As big data clusters become bigger and larger, the probability of local failures is getting higher and the distributed consistency of cluster core data becomes more and more difficult to guarantee. The advent of zookeeper solves this tricky problem by implementing the well-known fast Paxos algorithm, which provides a clustered distributed consistency service that enables other platforms and applications to achieve distributed consistency of data by simply invoking its services. No need to care about specific implementation details, so big data platform developers can focus more on the platform's own characteristics. For example, the storm platform uses zookeeper to store cluster meta information (such as node information, status information, task information, and so on), so that the fault tolerant mechanism can be implemented simply and efficiently. Even if a component fails, the new replacement can quickly register on the zookeeper and get the required meta information to restore the failed task. In addition to distributed consistency, zookeeper can also be used as leader selection, hot standby switching, resource positioning, distributed locks, configuration management, and more.

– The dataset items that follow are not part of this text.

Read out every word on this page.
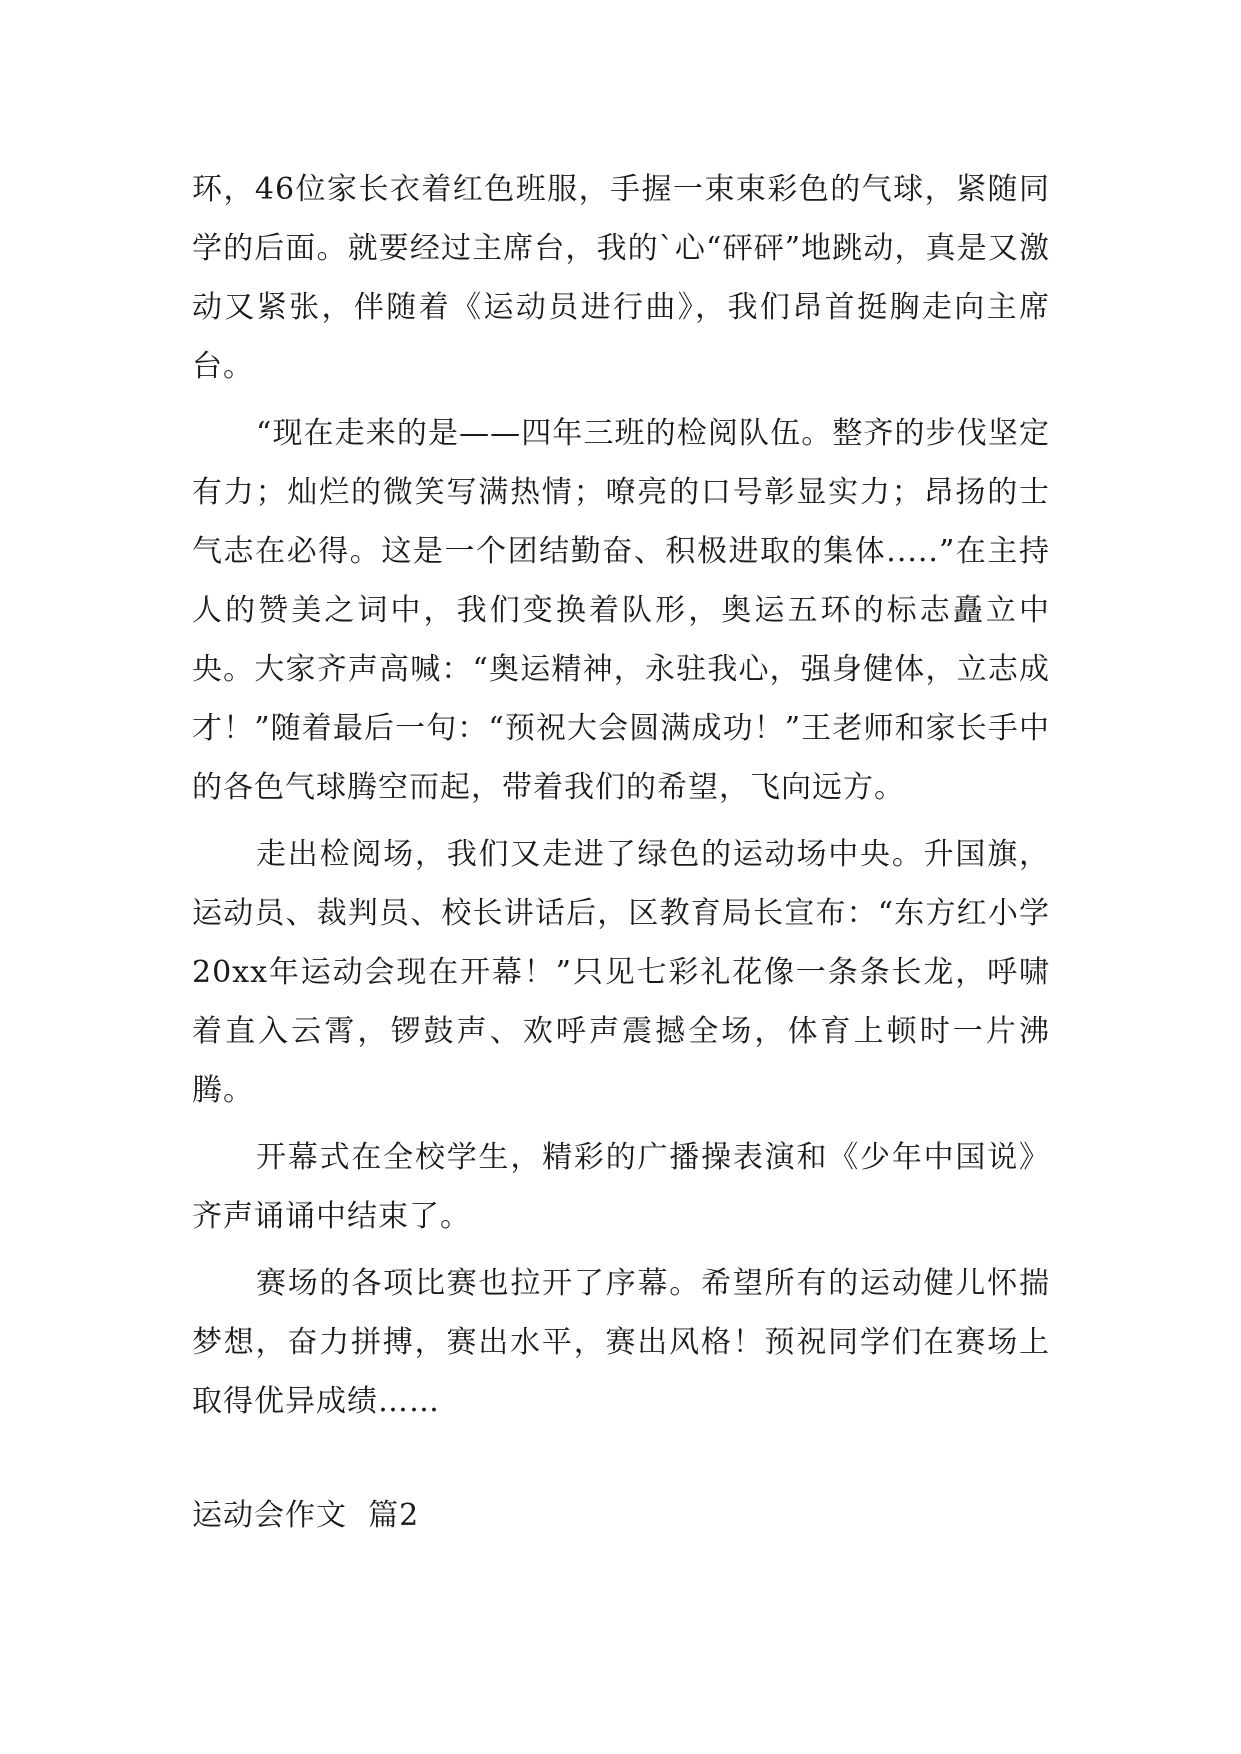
环，46位家长衣着红色班服，手握一束束彩色的气球，紧随同学的后面。就要经过主席台，我的`心“砰砰”地跳动，真是又激动又紧张，伴随着《运动员进行曲》，我们昂首挺胸走向主席台。

“现在走来的是——四年三班的检阅队伍。整齐的步伐坚定有力；灿烂的微笑写满热情；嘹亮的口号彰显实力；昂扬的士气志在必得。这是一个团结勤奋、积极进取的集体.....”在主持人的赞美之词中，我们变换着队形，奥运五环的标志矗立中央。大家齐声高喊：“奥运精神，永驻我心，强身健体，立志成才！”随着最后一句：“预祝大会圆满成功！”王老师和家长手中的各色气球腾空而起，带着我们的希望，飞向远方。

走出检阅场，我们又走进了绿色的运动场中央。升国旗，运动员、裁判员、校长讲话后，区教育局长宣布：“东方红小学20xx年运动会现在开幕！”只见七彩礼花像一条条长龙，呼啸着直入云霄，锣鼓声、欢呼声震撼全场，体育上顿时一片沸腾。

开幕式在全校学生，精彩的广播操表演和《少年中国说》齐声诵诵中结束了。

赛场的各项比赛也拉开了序幕。希望所有的运动健儿怀揣梦想，奋力拼搏，赛出水平，赛出风格！预祝同学们在赛场上取得优异成绩……

运动会作文  篇2
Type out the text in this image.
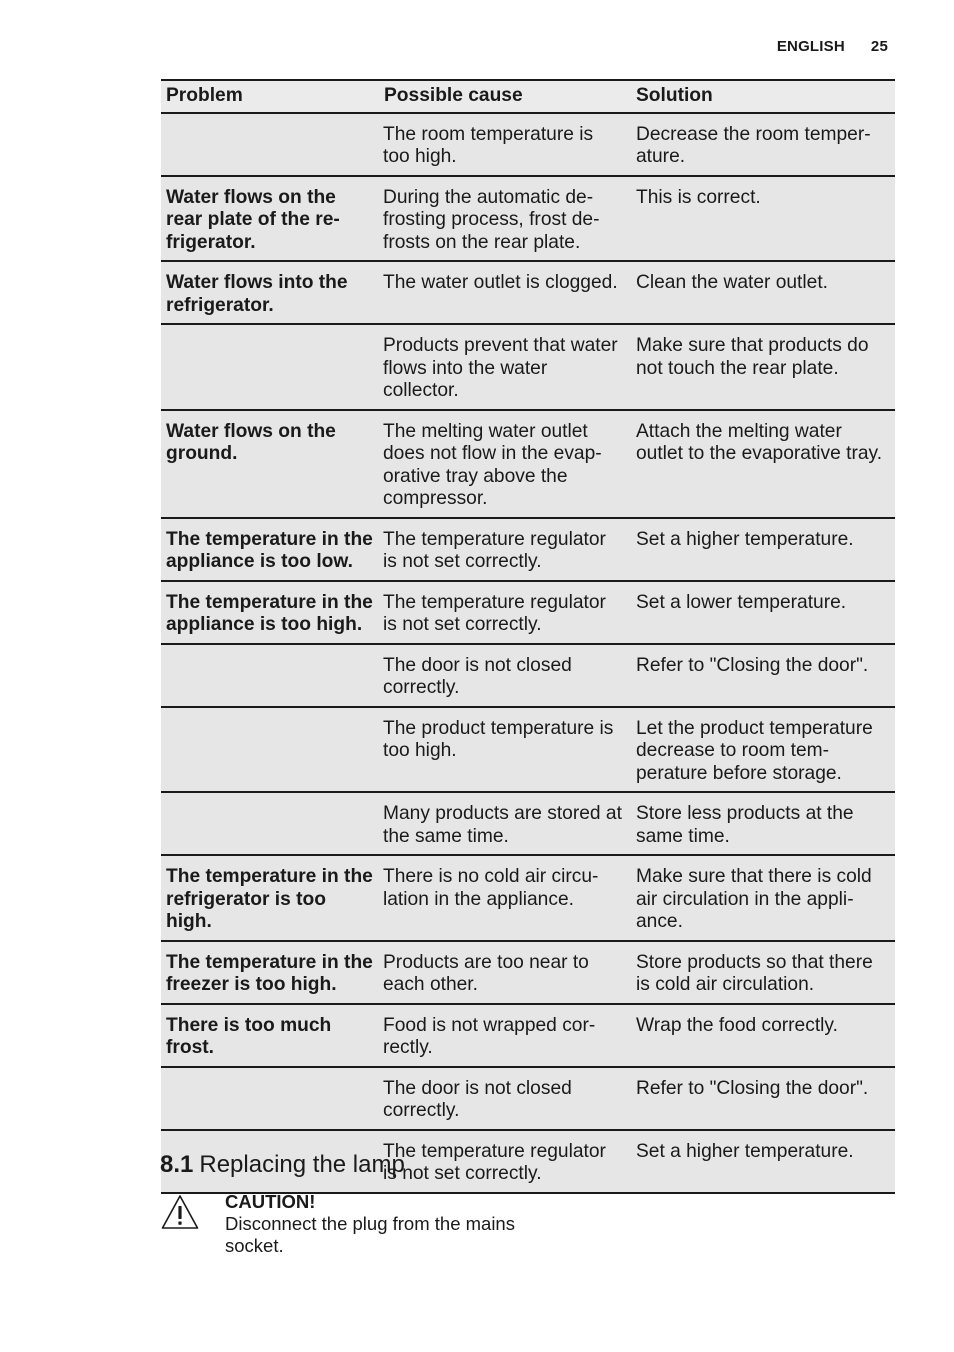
ENGLISH 25
Problem	Possible cause	Solution
	The room temperature is too high.	Decrease the room temperature.
Water flows on the rear plate of the refrigerator.	During the automatic defrosting process, frost defrosts on the rear plate.	This is correct.
Water flows into the refrigerator.	The water outlet is clogged.	Clean the water outlet.
	Products prevent that water flows into the water collector.	Make sure that products do not touch the rear plate.
Water flows on the ground.	The melting water outlet does not flow in the evaporative tray above the compressor.	Attach the melting water outlet to the evaporative tray.
The temperature in the appliance is too low.	The temperature regulator is not set correctly.	Set a higher temperature.
The temperature in the appliance is too high.	The temperature regulator is not set correctly.	Set a lower temperature.
	The door is not closed correctly.	Refer to "Closing the door".
	The product temperature is too high.	Let the product temperature decrease to room temperature before storage.
	Many products are stored at the same time.	Store less products at the same time.
The temperature in the refrigerator is too high.	There is no cold air circulation in the appliance.	Make sure that there is cold air circulation in the appliance.
The temperature in the freezer is too high.	Products are too near to each other.	Store products so that there is cold air circulation.
There is too much frost.	Food is not wrapped correctly.	Wrap the food correctly.
	The door is not closed correctly.	Refer to "Closing the door".
	The temperature regulator is not set correctly.	Set a higher temperature.
8.1 Replacing the lamp
CAUTION!
Disconnect the plug from the mains socket.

data in its life cycle is mobile , often there will be generated, collected, stored, calculated, destroyed and other different states, the data can flow between different states, but also from the same state of the internal flow (such as the State of computing), the flow of upstream and downstream carriers have many kinds, such as terminal, Online log server, storage cluster, compute cluster, and so on. In the background, most of the time is the flow between the big data platform, so the big data platform is not isolated, processing data, they tend to become upstream and downstream relationships, and the data from the upper stream to swim down, you need a data pipeline to properly connect each data correctly up and down the tour, The requirements for this scenario can be well solved using the Kafka cluster. Originally developed by LinkedIn, Kafka is a distributed message publishing and subscription system. The Kafka cluster can act as a big data pipeline, responsible for correctly connecting the top and bottom of each type of data. Each upstream data is sent to the Kafka cluster, while downstream is flexibly selecting the upstream data that it needs by subscribing to the Kafka cluster. Kafka supports multiple downstream subscriptions for the same upstream data. When data is generated upstream, Kafka will persist the data within a certain time window, waiting for the downstream to read the data. Kafka's data persistence and internal fault tolerance mechanism provide better data reliability, which is suitable for both offline and online message consumption.

The date of birth of the above platform is as follows:

Big data platforms greatly increase the productivity of the industry, making it easier and more efficient to store and compute massive amounts of data. Through the use of these platforms, can quickly build a large-capacity users of the application, mobile Internet is in their catalytic rapid development, change our lives.

Big Data Evolution Trajectory

Related Article

Contact Us

The content source of this page is from Internet, which doesn't represent Alibaba Cloud's opinion; products and services mentioned on that page don't have any relationship with Alibaba Cloud. If the content of the page makes you feel confusing, please write us an email, we will handle the problem within 5 days after receiving your email.

If you find any instances of plagiarism from the community, please send an email to: info-contact@alibabacloud.com and provide relevant evidence. A staff member will contact you within 5 working days.

A Free Trial That Lets You Build Big!

Start building with 50+ products and up to 12 months usage for Elastic Compute Service

  • Sales Support

    1 on 1 presale consultation

  • After-Sales Support

    24/7 Technical Support 6 Free Tickets per Quarter Faster Response

  • Alibaba Cloud offers highly flexible support services tailored to meet your exact needs.